Every piece of wood in the interior of our home was measured, cut, and laid by us. For such a tiny house, that took a huge amount of effort.
In fact, the small size made certain aspects of the build harder because each piece needed to be exact. There’s literally no room for error.
I’m not saying building a full-size home is easier, but since the square footage is smaller, any mistakes are more noticeable and can really create a ripple effect.
Sites like Pinterest and YouTube can be very helpful for inspiration, but there will always be someone who did the build better, cheaper, more stylish than you. Endlessly scrolling can take a toll on your mental health when you’re in the middle of the project.
Instead, it’s important to remember that we all make mistakes.
I still see a slight slant in one of the boards, and it used to drive me nuts. Now, I think it adds character to our home because we put it there.
Buying land is difficult, so we had to scramble to find a place to put our tiny home
Putting your tiny home on a friend or family member’s property is one of the easiest ways to avoid buying land, but we didn’t have that luxury.
We were on our own, searching for affordable land with the money we had in our pockets.
No banks would loan us money unless we bought several acres or were buying land to build a full-sized home. We didn’t have anything to use as a line of credit, and as time went on, we started to panic.
When we were almost done at the school in Wisconsin, we knew we needed to move the house, but we still didn’t have anywhere to go.
We shifted our search to look into buying a full-size home with a large yard, which took us in the complete opposite direction of the simple lifestyle we were working toward.
After many failed attempts, we finally found a house in California, used a loan to get it, and started cleaning up the yard for our tiny home.
We weren’t immediately accepted into our new community, which made pushing through red tape even harder
When we pulled our tiny home into our new yard, the neighbors started to worry.
People in the town thought we were going to become an Airbnb and disrupt the neighborhood, but we hadn’t even finished the interior yet.
While everyone else panicked, we focused on building. With great support from a nearby neighbor, we were able to make our way almost to the end.
Once winter stopped our building efforts, we turned our attention back to the town.
By this point, our neighbors loved the idea, but we needed the lawmakers to get on board because we still weren’t allowed to live in our tiny home full-time.
Even after all that work, time, and money, we were still at the liberty of the town we chose.

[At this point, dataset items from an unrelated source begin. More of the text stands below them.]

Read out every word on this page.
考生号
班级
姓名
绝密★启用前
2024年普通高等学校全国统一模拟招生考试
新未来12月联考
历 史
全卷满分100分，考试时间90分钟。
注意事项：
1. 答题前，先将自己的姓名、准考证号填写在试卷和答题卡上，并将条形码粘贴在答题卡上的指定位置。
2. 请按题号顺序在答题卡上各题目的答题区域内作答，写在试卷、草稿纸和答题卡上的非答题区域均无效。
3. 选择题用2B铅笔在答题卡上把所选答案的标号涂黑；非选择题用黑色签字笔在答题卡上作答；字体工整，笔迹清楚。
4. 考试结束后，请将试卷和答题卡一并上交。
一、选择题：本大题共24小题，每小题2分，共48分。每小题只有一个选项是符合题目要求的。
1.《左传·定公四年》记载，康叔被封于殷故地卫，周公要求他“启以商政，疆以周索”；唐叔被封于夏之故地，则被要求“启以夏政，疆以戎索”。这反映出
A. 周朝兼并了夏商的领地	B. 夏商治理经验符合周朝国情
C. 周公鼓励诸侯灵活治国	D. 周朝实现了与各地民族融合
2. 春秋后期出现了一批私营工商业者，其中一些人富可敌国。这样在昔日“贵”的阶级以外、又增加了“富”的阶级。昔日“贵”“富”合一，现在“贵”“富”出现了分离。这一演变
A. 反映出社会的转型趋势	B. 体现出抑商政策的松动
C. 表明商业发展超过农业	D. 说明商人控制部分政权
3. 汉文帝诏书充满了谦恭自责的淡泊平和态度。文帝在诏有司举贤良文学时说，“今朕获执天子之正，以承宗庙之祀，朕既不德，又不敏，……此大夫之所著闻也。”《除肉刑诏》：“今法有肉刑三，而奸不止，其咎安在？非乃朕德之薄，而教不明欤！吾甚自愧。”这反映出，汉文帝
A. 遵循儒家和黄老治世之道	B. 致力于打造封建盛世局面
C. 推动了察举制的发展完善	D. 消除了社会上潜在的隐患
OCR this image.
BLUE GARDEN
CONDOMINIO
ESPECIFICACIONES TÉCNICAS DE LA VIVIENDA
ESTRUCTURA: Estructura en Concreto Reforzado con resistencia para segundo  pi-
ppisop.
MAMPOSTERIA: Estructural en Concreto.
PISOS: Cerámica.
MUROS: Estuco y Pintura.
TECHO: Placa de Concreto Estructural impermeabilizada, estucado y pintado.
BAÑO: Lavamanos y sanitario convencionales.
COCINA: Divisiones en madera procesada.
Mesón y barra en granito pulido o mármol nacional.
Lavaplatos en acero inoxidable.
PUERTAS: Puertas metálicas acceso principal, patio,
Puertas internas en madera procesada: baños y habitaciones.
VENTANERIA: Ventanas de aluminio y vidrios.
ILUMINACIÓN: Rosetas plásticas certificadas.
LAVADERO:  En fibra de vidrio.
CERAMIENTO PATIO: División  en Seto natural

I had no idea how much paperwork needed to be completed before this journey began
I assumed I’d need to get a few permits, but I never expected they’d cost over $10,000 and an innumerable amount of effort and stress.

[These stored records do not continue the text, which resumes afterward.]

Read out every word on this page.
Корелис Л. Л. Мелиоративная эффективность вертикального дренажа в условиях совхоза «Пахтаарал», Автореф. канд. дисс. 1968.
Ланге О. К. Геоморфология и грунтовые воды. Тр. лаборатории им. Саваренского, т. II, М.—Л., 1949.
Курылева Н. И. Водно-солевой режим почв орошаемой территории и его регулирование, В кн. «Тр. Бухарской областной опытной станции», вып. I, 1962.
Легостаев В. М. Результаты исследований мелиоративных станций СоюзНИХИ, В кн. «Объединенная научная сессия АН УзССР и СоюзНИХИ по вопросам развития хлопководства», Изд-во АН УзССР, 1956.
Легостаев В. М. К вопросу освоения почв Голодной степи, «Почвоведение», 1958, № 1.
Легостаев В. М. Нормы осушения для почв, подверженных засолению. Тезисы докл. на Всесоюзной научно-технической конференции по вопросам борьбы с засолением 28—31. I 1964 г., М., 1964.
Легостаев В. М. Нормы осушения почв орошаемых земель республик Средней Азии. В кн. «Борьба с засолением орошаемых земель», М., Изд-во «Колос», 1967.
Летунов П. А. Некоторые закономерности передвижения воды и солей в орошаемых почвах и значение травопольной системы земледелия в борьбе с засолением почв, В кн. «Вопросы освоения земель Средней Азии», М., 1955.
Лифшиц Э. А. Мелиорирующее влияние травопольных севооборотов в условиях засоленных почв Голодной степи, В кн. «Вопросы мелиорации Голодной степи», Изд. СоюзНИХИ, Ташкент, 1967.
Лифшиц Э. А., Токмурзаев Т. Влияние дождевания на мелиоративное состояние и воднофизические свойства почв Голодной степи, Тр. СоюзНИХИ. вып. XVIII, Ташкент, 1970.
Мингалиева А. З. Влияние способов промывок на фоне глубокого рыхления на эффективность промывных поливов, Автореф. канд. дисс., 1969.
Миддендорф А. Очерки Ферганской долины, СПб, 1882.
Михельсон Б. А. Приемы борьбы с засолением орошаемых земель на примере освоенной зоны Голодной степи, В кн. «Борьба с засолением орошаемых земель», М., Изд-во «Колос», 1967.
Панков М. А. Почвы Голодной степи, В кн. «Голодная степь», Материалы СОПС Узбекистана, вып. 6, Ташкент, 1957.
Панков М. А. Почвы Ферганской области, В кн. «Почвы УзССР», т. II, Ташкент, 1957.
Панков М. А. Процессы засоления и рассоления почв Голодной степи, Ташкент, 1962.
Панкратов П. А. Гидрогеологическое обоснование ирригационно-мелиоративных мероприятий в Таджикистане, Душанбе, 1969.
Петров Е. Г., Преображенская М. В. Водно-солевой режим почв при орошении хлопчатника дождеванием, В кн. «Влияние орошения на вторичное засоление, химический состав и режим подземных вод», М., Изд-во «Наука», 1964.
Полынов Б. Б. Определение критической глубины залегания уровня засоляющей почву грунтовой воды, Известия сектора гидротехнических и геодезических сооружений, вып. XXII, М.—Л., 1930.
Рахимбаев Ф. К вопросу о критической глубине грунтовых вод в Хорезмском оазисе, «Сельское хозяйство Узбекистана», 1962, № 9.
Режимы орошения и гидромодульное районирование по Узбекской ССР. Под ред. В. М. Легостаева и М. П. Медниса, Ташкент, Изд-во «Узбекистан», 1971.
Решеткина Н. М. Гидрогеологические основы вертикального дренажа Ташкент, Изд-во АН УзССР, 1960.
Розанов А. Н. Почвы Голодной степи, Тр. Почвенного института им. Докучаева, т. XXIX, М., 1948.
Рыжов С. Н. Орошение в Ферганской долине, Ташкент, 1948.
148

When we got to California, we quickly discovered that all of our DIY efforts were going to be a problem. Our municipality wanted everything to be as official as if it were a full-size home, so they didn’t trust our build.

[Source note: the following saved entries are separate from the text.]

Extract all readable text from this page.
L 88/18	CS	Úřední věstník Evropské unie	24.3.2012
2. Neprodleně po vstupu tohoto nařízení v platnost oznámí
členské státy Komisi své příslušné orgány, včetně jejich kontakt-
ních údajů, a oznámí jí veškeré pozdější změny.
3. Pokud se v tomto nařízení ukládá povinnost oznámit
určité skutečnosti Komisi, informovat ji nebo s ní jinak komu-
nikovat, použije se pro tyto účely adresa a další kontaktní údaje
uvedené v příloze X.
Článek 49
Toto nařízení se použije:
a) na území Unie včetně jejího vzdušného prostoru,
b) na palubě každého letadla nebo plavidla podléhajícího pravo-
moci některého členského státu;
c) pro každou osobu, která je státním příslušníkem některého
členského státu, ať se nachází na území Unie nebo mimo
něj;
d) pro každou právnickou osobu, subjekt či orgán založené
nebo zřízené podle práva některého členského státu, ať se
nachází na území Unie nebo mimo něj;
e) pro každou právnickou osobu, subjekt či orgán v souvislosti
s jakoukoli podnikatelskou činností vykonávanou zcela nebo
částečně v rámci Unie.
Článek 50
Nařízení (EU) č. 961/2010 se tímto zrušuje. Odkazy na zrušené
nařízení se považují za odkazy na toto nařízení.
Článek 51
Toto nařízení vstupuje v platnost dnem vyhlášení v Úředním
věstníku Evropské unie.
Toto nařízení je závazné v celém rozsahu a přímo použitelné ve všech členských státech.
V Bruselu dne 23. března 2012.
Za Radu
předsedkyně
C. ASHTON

We didn’t have the funds to hire a contractor for the entire project, which made the permit process insufferable. We tried to show photos, give walk-throughs, and have them speak with our friends in the trades, but nothing satisfied.
I watched so many videos about how easy California is supposed to be for tiny homes, but we needed permits for electric, water, sewer, HOA, town, state, and more.
I felt like I needed a law degree to comprehend and follow all the rules in the permit documents, but I wanted to go by the book. I also wanted to be excited about joining the community with our home.
If we never said anything or told anyone about our house, we might have been OK. But by reaching out to our community and trying to get permits, we stirred the pot and got more attention than we wanted.
All eyes were on us. We couldn’t hide our tiny home, we couldn’t live in it without permits, and we couldn’t even get electricity or water without the town’s permission.
The paperwork was stressful and frustrating, and it felt like no one was on our side.
Tiny-home law is so gray, and no one seemed to want to tell us “yes” or “no.” We were just endlessly filling out paperwork while they decided our fate.